The way back to Jaisalmer, Anna kept trying to make conversation, carefully picking subjects she knew I liked, and even more carefully avoiding the subjects I didn't. She tried talking to me of baseball, although she didn't know much, and then she tried to talk of comics, asking me my favourites. I promptly replied fantastic four, explaining to her how they were the subtle makers of the silver age of comics, acting as a medium to introduce the more weirder and cosmo-fantastical realm, with characters like silver surfer, galactus, the skrulls, etc. I also remarked how as infinitely expansive their universe was, their problems were as personal, being the first superhero family. They were at times so dysfunctional and easily flammable, especially Johnny, and how they all seemed to be thrown towards each other because of their abnormalities, and how through all that they learned to live with each other as a family. And just as I was getting interested again and before I got a chance to talk about why Reed was my favourite character, she changed the subject, now talking about how the yellow fields outside reminded her of a painting she made as a kid that sadly caught fire and was destroyed.

"I really loved that painting." She remarked, looking out the window, "I was so proud of it. And I wanted to show it to everyone."

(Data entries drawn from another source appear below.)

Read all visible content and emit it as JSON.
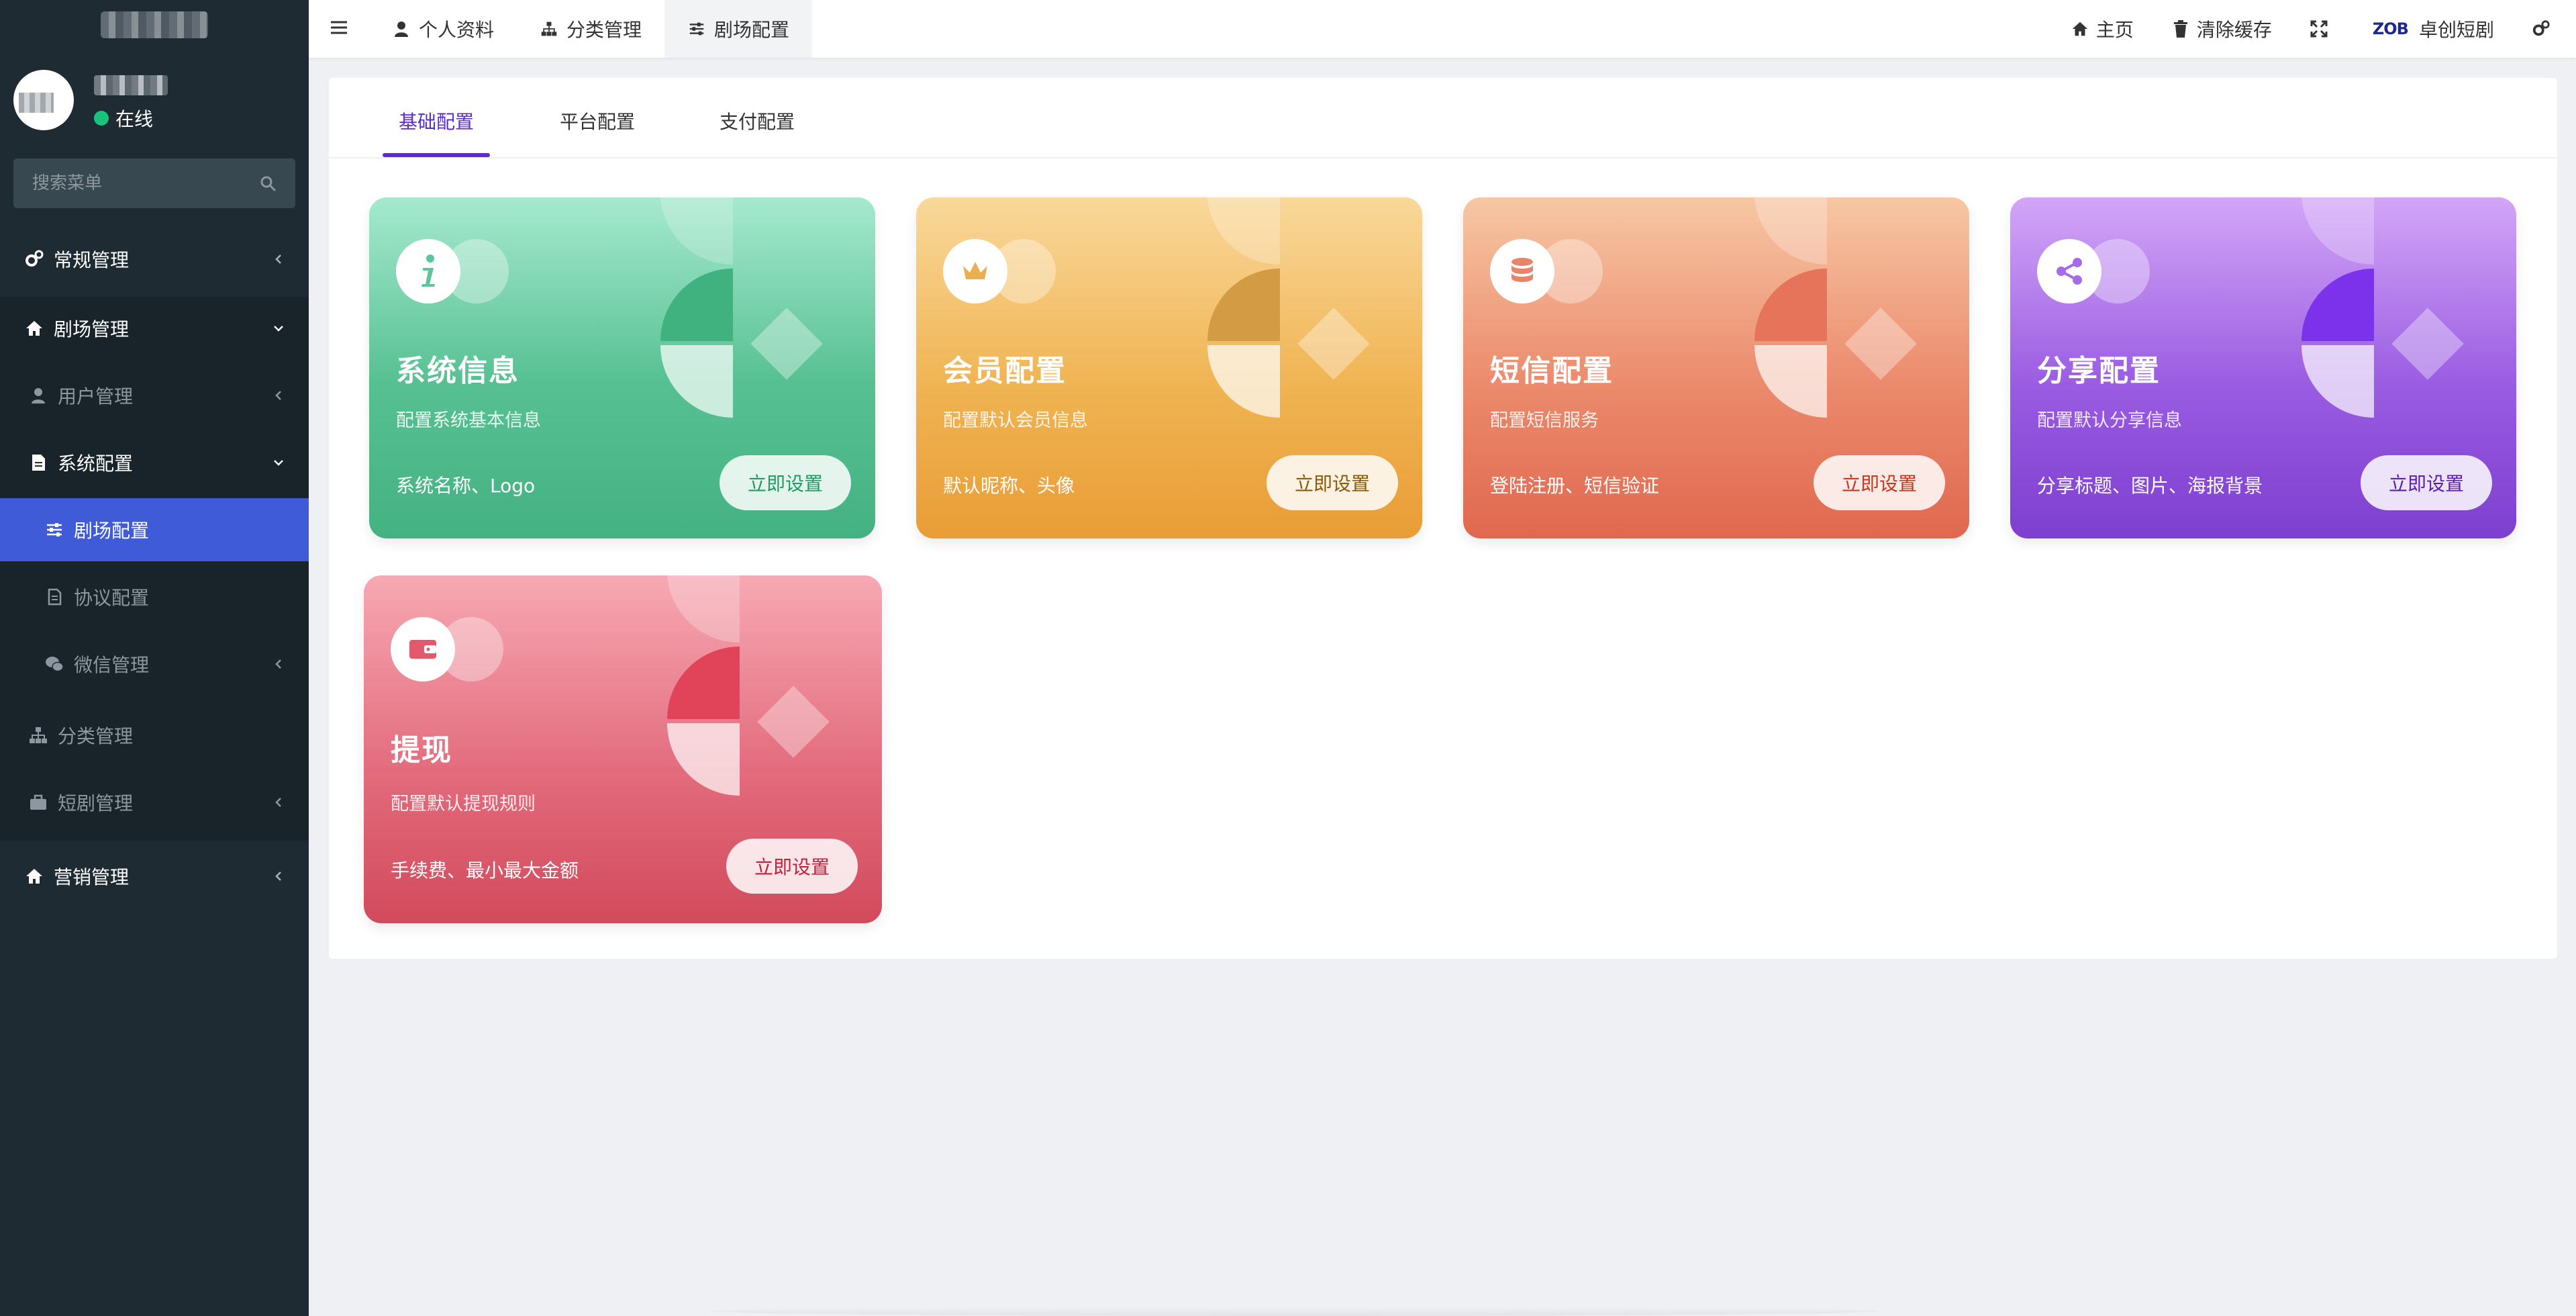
{
  "sidebar": {
    "user": {
      "status": "在线"
    },
    "search": {
      "placeholder": "搜索菜单"
    },
    "menu": [
      {
        "label": "常规管理",
        "icon": "cogs-icon",
        "level": 1
      },
      {
        "label": "剧场管理",
        "icon": "home-icon",
        "level": 1,
        "expanded": true
      },
      {
        "label": "用户管理",
        "icon": "user-icon",
        "level": 2
      },
      {
        "label": "系统配置",
        "icon": "file-icon",
        "level": 2,
        "expanded": true
      },
      {
        "label": "剧场配置",
        "icon": "sliders-icon",
        "level": 3,
        "active": true
      },
      {
        "label": "协议配置",
        "icon": "file-contract-icon",
        "level": 3
      },
      {
        "label": "微信管理",
        "icon": "wechat-icon",
        "level": 3
      },
      {
        "label": "分类管理",
        "icon": "sitemap-icon",
        "level": 2
      },
      {
        "label": "短剧管理",
        "icon": "briefcase-icon",
        "level": 2
      },
      {
        "label": "营销管理",
        "icon": "home-icon",
        "level": 1
      }
    ]
  },
  "topbar": {
    "tabs": [
      {
        "label": "个人资料",
        "icon": "user-icon"
      },
      {
        "label": "分类管理",
        "icon": "sitemap-icon"
      },
      {
        "label": "剧场配置",
        "icon": "sliders-icon",
        "current": true
      }
    ],
    "right": {
      "home": "主页",
      "clear_cache": "清除缓存",
      "site_name": "卓创短剧",
      "logo_text": "ZOB"
    }
  },
  "content": {
    "tabs": [
      "基础配置",
      "平台配置",
      "支付配置"
    ],
    "active_tab": "基础配置",
    "cards": [
      {
        "title": "系统信息",
        "desc": "配置系统基本信息",
        "features": "系统名称、Logo",
        "button": "立即设置",
        "icon": "info-icon",
        "color": "#4fbb8c"
      },
      {
        "title": "会员配置",
        "desc": "配置默认会员信息",
        "features": "默认昵称、头像",
        "button": "立即设置",
        "icon": "crown-icon",
        "color": "#ecaa45"
      },
      {
        "title": "短信配置",
        "desc": "配置短信服务",
        "features": "登陆注册、短信验证",
        "button": "立即设置",
        "icon": "database-icon",
        "color": "#e6795d"
      },
      {
        "title": "分享配置",
        "desc": "配置默认分享信息",
        "features": "分享标题、图片、海报背景",
        "button": "立即设置",
        "icon": "share-icon",
        "color": "#8a4cd8"
      },
      {
        "title": "提现",
        "desc": "配置默认提现规则",
        "features": "手续费、最小最大金额",
        "button": "立即设置",
        "icon": "wallet-icon",
        "color": "#dc5b6d"
      }
    ]
  }
}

"I bet they would've loved it."

"Yeah, if they'd have seen it." she said in a morbid tone which hinted something was odd. But I quickly dismissed it as I felt tired from all the jumping around of the bus and the tireless heat, making my eyes and head hurt. So I rested for a while, and almost forgot the matter. Until the next day.

*******

The following two days when I try to remember I can only remember them as 2 minutes long. This adventure had now turned into a routine, and it was the same thing over and over - sand, trains, fields of grass, me scratching my beard, Anna sitting wound up in a ball, and the train, the car, and any other mode of transportation we used shaking vigorously and making my skin tremble even in stationary conditions. We talked, but not with anything to say.

Finally we were on a charter plane, which carried no seats and mostly empty boxes that were I guessed supposed to be filled with something less than legal on the way back. The plane made a loud whirring noise and it was flying uncomfortably close to the ground, but I could feel the increase in altitude as we moved closer and closer to Paro, which was the only place in Bhutan you could land a plane. It was too early in the day for the sun to get as low as eye level, and one golden beam came in the window bull's-eye on Anna's head; it reflected off her shiny hair as her head was down, lost scribbling in her black book.